At the end of the ceremony, the grads threw their caps in the air. Adam ended his high school career with a bang, literally, as he walked out the door, but once Manda and he had posed for photos and said their good-byes to friends, Adam became melancholy. Always sentimental, he made sure to tell Jeff, Richard, and Heath, “No matter where we are, no matter what we’re doing, we’ll always be there for each other.”

Right before heading off to college, Richard drove Adam home through the winding roads of Hot Springs. It was dusk, the windows were rolled down, the warm
summer wind was on their faces, the familiar woods of their youth blurred by, and they hung on to every chord of Hank Williams Jr.’s guitar as they sang along to “Country Boy Can Survive.”

Soon after, the country boys from Lake Hamilton scattered in pursuit of their educations. Jeff went to the University of Arkansas in Fayetteville with plans to attend Officer Candidate School and become a Navy pilot. Heath headed to the University of Central Arkansas in Conway, where he had mapped out an education in sports medicine in order to stay involved with football. Having earned a full-ride football scholarship to Ouachita Baptist University, Richard was living the dream—as well as studying accounting.

While Adam had dreamed of playing college football for the University of Arkansas Razorbacks, a scholarship wasn’t in the cards for him. “Adam was like Rudy wanting to play for the Fighting Irish,” says Richard, referring to the true story of Daniel “Rudy” Ruettiger, a steel mill worker’s son who had all the heart but not the size, financial means, or grades to attend, much less play for, Notre Dame. “That movie
[Rudy]
came out around that time, and when I saw it, all I could think about was Adam. His desire far outreached his size and skills, just like Rudy.”

Still, Adam was pleased to attend Arkansas Tech University, a smaller college two hours from home, where he was confident he would be a star on the football team. He “walked on” for the Wonder Boys, and his toughness earned him a spot on defense, but he barely touched the field the entire season, playing just a few downs in three of the games.

“It was the first time Adam realized he wasn’t everything he thought he was on the football field,” says Larry, who with Janice attended all his home games and some of the away ones. “He wasn’t fast enough or big enough to compete at the college level.”

In high school Adam was a popular standout who had thrived on his crazy, unstoppable reputation. But at Arkansas Tech he was just another student, another face, and another forgettable jersey on game day. His grades were mediocre: biology, C; chemistry, D; college algebra, C; sociology, B. In a family where Cs were unacceptable, Adam was slipping.
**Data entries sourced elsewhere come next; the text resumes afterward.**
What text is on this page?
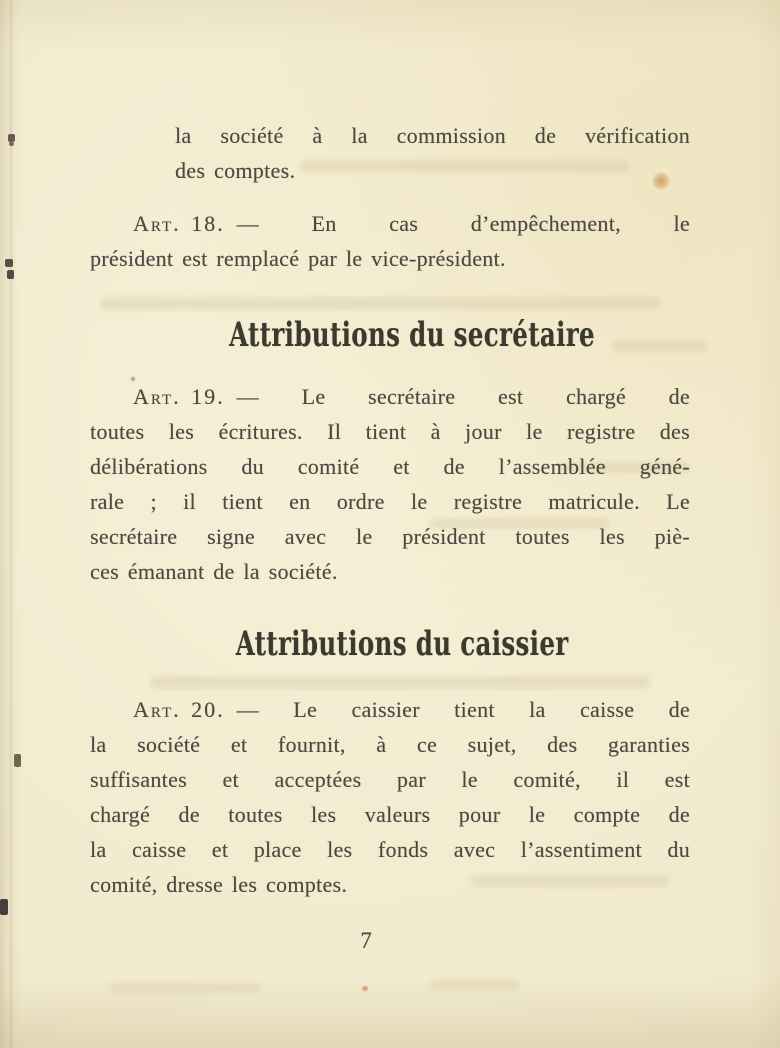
la société à la commission de vérification
des comptes.
Art. 18. — En cas d’empêchement, le
président est remplacé par le vice-président.
Attributions du secrétaire
Art. 19. — Le secrétaire est chargé de
toutes les écritures. Il tient à jour le registre des
délibérations du comité et de l’assemblée géné-
rale ; il tient en ordre le registre matricule. Le
secrétaire signe avec le président toutes les piè-
ces émanant de la société.
Attributions du caissier
Art. 20. — Le caissier tient la caisse de
la société et fournit, à ce sujet, des garanties
suffisantes et acceptées par le comité, il est
chargé de toutes les valeurs pour le compte de
la caisse et place les fonds avec l’assentiment du
comité, dresse les comptes.
7
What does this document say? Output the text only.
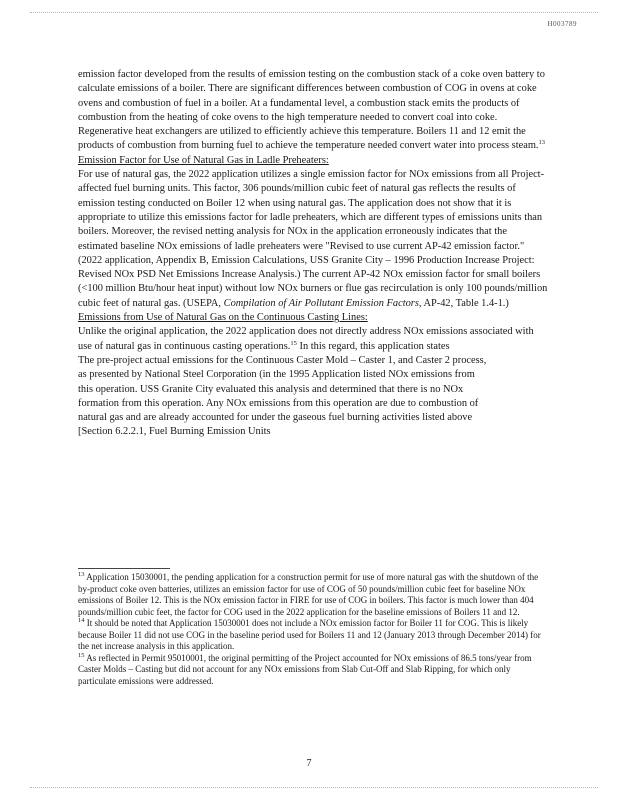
H003789

emission factor developed from the results of emission testing on the combustion stack of a coke oven battery to calculate emissions of a boiler. There are significant differences between combustion of COG in ovens at coke ovens and combustion of fuel in a boiler. At a fundamental level, a combustion stack emits the products of combustion from the heating of coke ovens to the high temperature needed to convert coal into coke. Regenerative heat exchangers are utilized to efficiently achieve this temperature. Boilers 11 and 12 emit the products of combustion from burning fuel to achieve the temperature needed convert water into process steam.$^{13}$

Emission Factor for Use of Natural Gas in Ladle Preheaters:

For use of natural gas, the 2022 application utilizes a single emission factor for NOx emissions from all Project-affected fuel burning units. This factor, 306 pounds/million cubic feet of natural gas reflects the results of emission testing conducted on Boiler 12 when using natural gas. The application does not show that it is appropriate to utilize this emissions factor for ladle preheaters, which are different types of emissions units than boilers. Moreover, the revised netting analysis for NOx in the application erroneously indicates that the estimated baseline NOx emissions of ladle preheaters were "Revised to use current AP-42 emission factor." (2022 application, Appendix B, Emission Calculations, USS Granite City – 1996 Production Increase Project: Revised NOx PSD Net Emissions Increase Analysis.) The current AP-42 NOx emission factor for small boilers (<100 million Btu/hour heat input) without low NOx burners or flue gas recirculation is only 100 pounds/million cubic feet of natural gas. (USEPA, Compilation of Air Pollutant Emission Factors, AP-42, Table 1.4-1.)

Emissions from Use of Natural Gas on the Continuous Casting Lines:

Unlike the original application, the 2022 application does not directly address NOx emissions associated with use of natural gas in continuous casting operations.$^{15}$ In this regard, this application states

The pre-project actual emissions for the Continuous Caster Mold – Caster 1, and Caster 2 process, as presented by National Steel Corporation (in the 1995 Application listed NOx emissions from this operation. USS Granite City evaluated this analysis and determined that there is no NOx formation from this operation. Any NOx emissions from this operation are due to combustion of natural gas and are already accounted for under the gaseous fuel burning activities listed above [Section 6.2.2.1, Fuel Burning Emission Units

$^{13}$ Application 15030001, the pending application for a construction permit for use of more natural gas with the shutdown of the by-product coke oven batteries, utilizes an emission factor for use of COG of 50 pounds/million cubic feet for baseline NOx emissions of Boiler 12. This is the NOx emission factor in FIRE for use of COG in boilers. This factor is much lower than 404 pounds/million cubic feet, the factor for COG used in the 2022 application for the baseline emissions of Boilers 11 and 12.

$^{14}$ It should be noted that Application 15030001 does not include a NOx emission factor for Boiler 11 for COG. This is likely because Boiler 11 did not use COG in the baseline period used for Boilers 11 and 12 (January 2013 through December 2014) for the net increase analysis in this application.

$^{15}$ As reflected in Permit 95010001, the original permitting of the Project accounted for NOx emissions of 86.5 tons/year from Caster Molds – Casting but did not account for any NOx emissions from Slab Cut-Off and Slab Ripping, for which only particulate emissions were addressed.

7
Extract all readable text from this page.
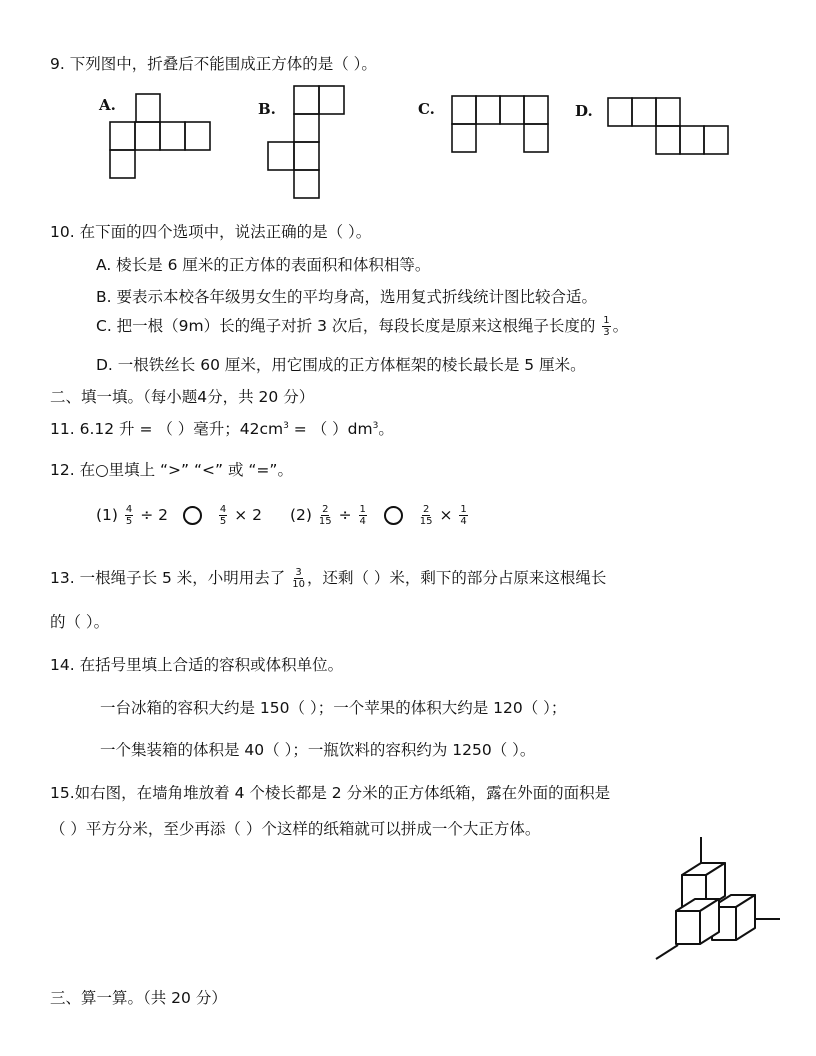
9. 下列图中，折叠后不能围成正方体的是（ ）。
A.	B.	C.	D.
10. 在下面的四个选项中，说法正确的是（ ）。
A. 棱长是 6 厘米的正方体的表面积和体积相等。
B. 要表示本校各年级男女生的平均身高，选用复式折线统计图比较合适。
C. 把一根（9m）长的绳子对折 3 次后，每段长度是原来这根绳子长度的 $\frac{1}{3}$ 。
D. 一根铁丝长 60 厘米，用它围成的正方体框架的棱长最长是 5 厘米。
二、填一填。（每小题4分，共 20 分）
11. 6.12 升 = （ ）毫升；$42cm^3$ = （ ）$dm^3$。
12. 在○里填上 “>” “<” 或 “=”。
$(1) \frac{4}{5} \div 2$	$\frac{4}{5} \times 2$ $(2) \frac{2}{15} \div \frac{1}{4}$
	$\frac{2}{15} \times \frac{1}{4}$
13. 一根绳子长 5 米，小明用去了 $\frac{3}{10}$ ，还剩（ ）米，剩下的部分占原来这根绳长
的（ ）。
14. 在括号里填上合适的容积或体积单位。
一台冰箱的容积大约是 150（ ）；一个苹果的体积大约是 120（ ）；
一个集装箱的体积是 40（ ）；一瓶饮料的容积约为 1250（ ）。
15.如右图，在墙角堆放着 4 个棱长都是 2 分米的正方体纸箱，露在外面的面积是
（ ）平方分米，至少再添（ ）个这样的纸箱就可以拼成一个大正方体。
三、算一算。（共 20 分）
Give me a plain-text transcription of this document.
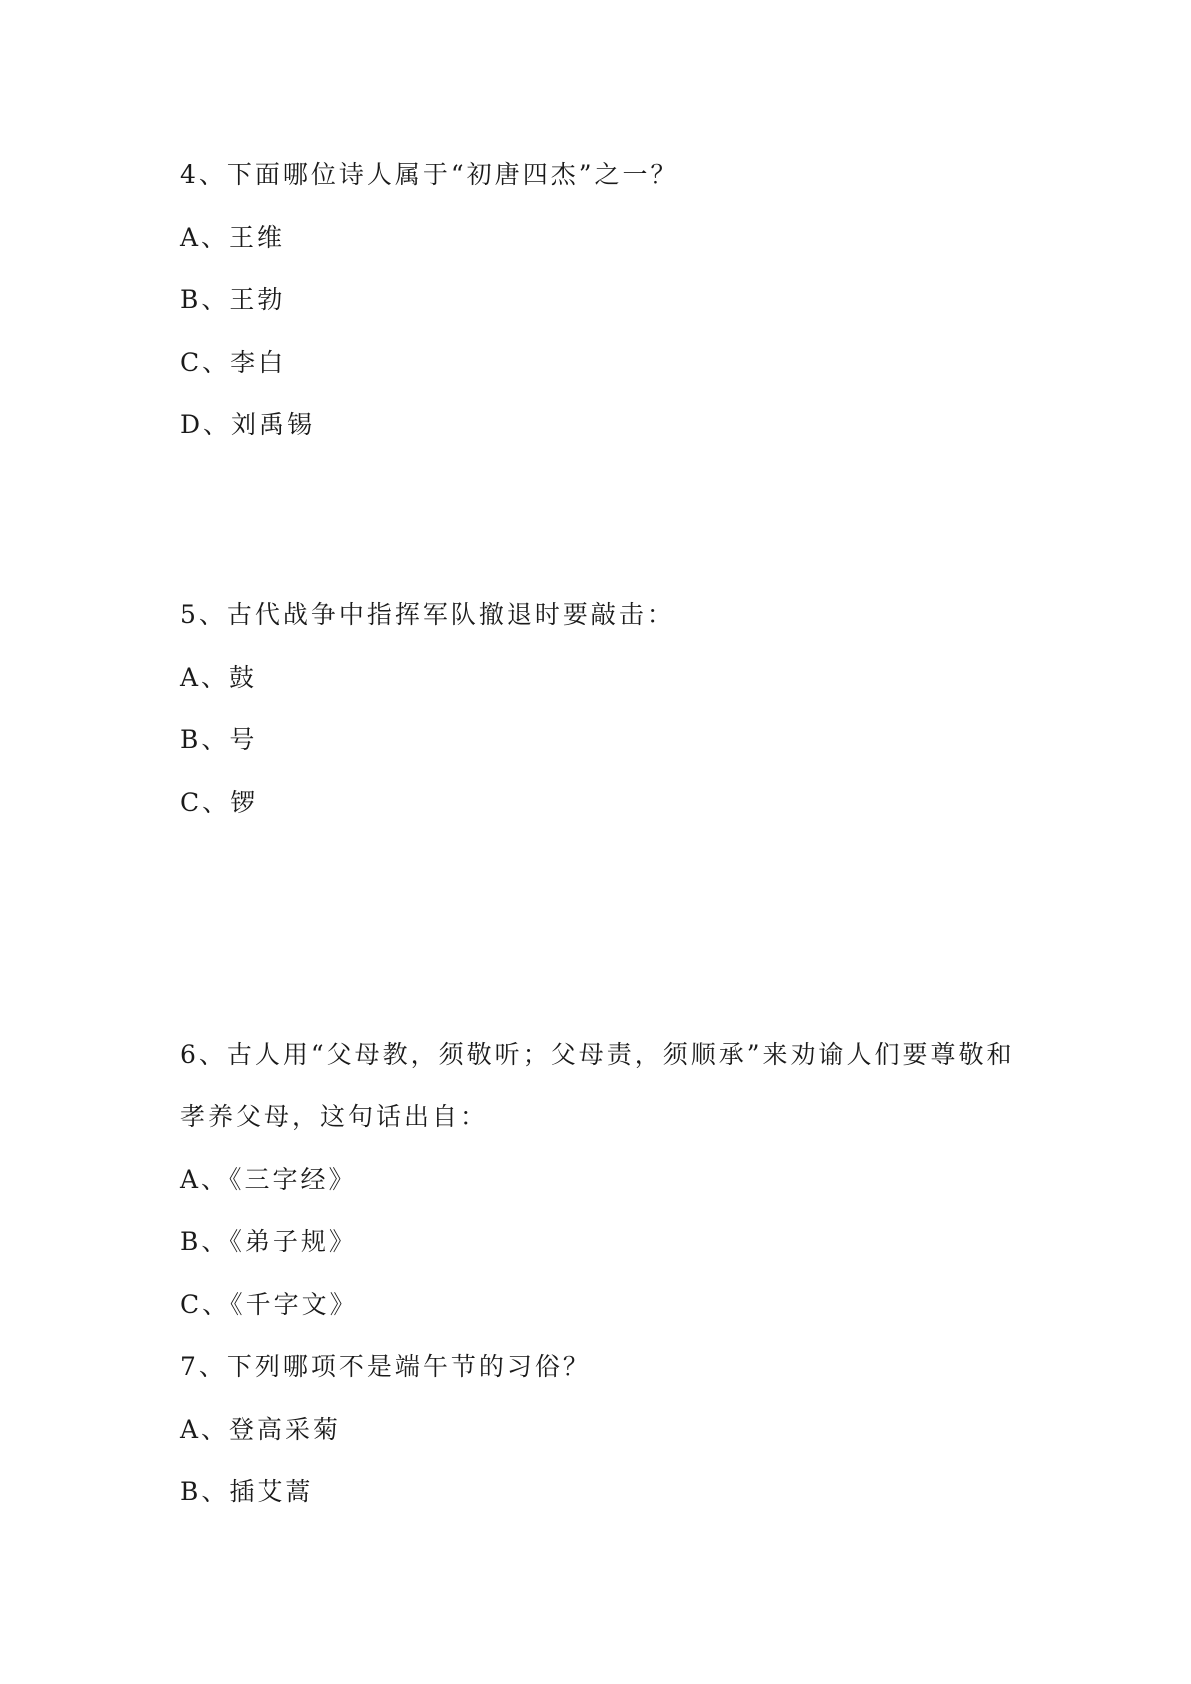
4、下面哪位诗人属于“初唐四杰”之一？

A、王维

B、王勃

C、李白

D、刘禹锡

5、古代战争中指挥军队撤退时要敲击：

A、鼓

B、号

C、锣

6、古人用“父母教，须敬听；父母责，须顺承”来劝谕人们要尊敬和

孝养父母，这句话出自：

A、《三字经》

B、《弟子规》

C、《千字文》

7、下列哪项不是端午节的习俗？

A、登高采菊

B、插艾蒿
He vowed to his parents that he would do better second semester, but his grades
were the same for the follow-on courses in biology, chemistry, and algebra: C, D, and C. His one A was in bowling. He worked at a retail store as a clerk to help offset the expenses paid by his parents, and in his free time he would go to parties and hang out at the bars and clubs around campus with friends he’d made in class or on the team. But for the first time in his life, he seemed out of sync.

“Adam went through his awkward stage later than most,” remembers Manda. “We’d talk on the phone, and you could tell he was unhappy, didn’t really fit in with any one group, and that’s what I mean by ‘awkward.’ Adam had always been friends with everybody, and in college that changed. Lots of acquaintances but no real friends.”

The summer after his freshman year, Adam returned home to work for his father. Being in Hot Springs recharged his batteries for the fall of 1993, when he transferred to Henderson State University in Arkadelphia—the same college where Shawn had been on a football scholarship until he’d blown out his knee.